ラヴシークレットスクール ~消し去れない恋心の行方
そう返答したものの、頭の中に先週末の部活動中の女子部員達の話をする姿が過ぎる。
知らないふりをした俺を見抜いていたんだろうか?
教頭は俺の瞳の奥を覗き込むようにじっと見つめた。
今更逃げるなよと言われてるみたいに。
「先週末、高島先生と八嶋先生が電車の車内で抱き合いかけているところを見たという生徒がいたらしい。」
『・・・・・・・・・・・』
やはりこの前の部活で部員達が話していたことだと思った。
「しかも、見たのがひとりだけではなく、何人かの生徒が見たと小耳に挟んでいてね。

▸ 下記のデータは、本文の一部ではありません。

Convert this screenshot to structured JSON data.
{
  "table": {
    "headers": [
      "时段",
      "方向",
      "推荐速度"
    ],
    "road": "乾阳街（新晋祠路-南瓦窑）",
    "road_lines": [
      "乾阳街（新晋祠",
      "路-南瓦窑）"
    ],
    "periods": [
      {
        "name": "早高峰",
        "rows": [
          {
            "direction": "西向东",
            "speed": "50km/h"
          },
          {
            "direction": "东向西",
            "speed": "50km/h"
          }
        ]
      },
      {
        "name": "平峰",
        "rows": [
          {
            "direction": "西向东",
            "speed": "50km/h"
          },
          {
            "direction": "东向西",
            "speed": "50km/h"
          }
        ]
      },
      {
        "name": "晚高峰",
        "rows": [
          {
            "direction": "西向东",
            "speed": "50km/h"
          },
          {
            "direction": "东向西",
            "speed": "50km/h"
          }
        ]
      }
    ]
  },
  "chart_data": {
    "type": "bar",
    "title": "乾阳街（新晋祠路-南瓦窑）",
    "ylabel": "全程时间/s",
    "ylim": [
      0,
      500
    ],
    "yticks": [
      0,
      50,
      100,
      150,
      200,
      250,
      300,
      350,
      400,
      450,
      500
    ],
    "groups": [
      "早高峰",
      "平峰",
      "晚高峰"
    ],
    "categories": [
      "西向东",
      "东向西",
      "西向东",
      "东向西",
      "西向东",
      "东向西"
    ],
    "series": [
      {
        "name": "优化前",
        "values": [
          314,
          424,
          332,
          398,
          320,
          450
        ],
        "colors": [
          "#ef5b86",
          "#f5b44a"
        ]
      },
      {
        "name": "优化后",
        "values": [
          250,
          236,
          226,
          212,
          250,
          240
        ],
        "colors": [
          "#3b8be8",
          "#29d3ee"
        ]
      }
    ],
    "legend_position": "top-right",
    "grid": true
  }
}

」
もし週末の部活動中に自分がその部員達に他言するなと忠告しても、この騒ぎは収まらなかった
そういうことにまでなっているんだ
「プライベートな時間だから、処分とかにはならないとは思うけれど・・・・このまま校長の耳に入る前に状況を把握しておきたいと思ってる。でも、私がいきなりその話をふるのも彼らを萎縮させてしまうかもしれない。」
『・・・・・はあ。』
なるべく波風が立てない方向へ持っていきがちな教頭
何となくこの後、彼から何を言われるのかまで読めた
ややこしいことが回ってくるのが
中間管理職というもの
『僕からそれとなく話を聴いて欲しい・・・そういうことでしょうか?』
「さすが、入江先生。話が早い。数学科の新人歓迎会後の出来事だったみたいだし。騒ぎが大きくなる前に早急にお願いしたいが。」
『・・・・・・・わかりました。』
すれ違い様に俺の肩をポンっと叩いた教頭が立ち去った後、
俺は早速、付箋に“確認事項があるので放課後、手が空いたら数学準備室まで”と付箋に書き、高島と八嶋のデスクにそれを貼っておいた。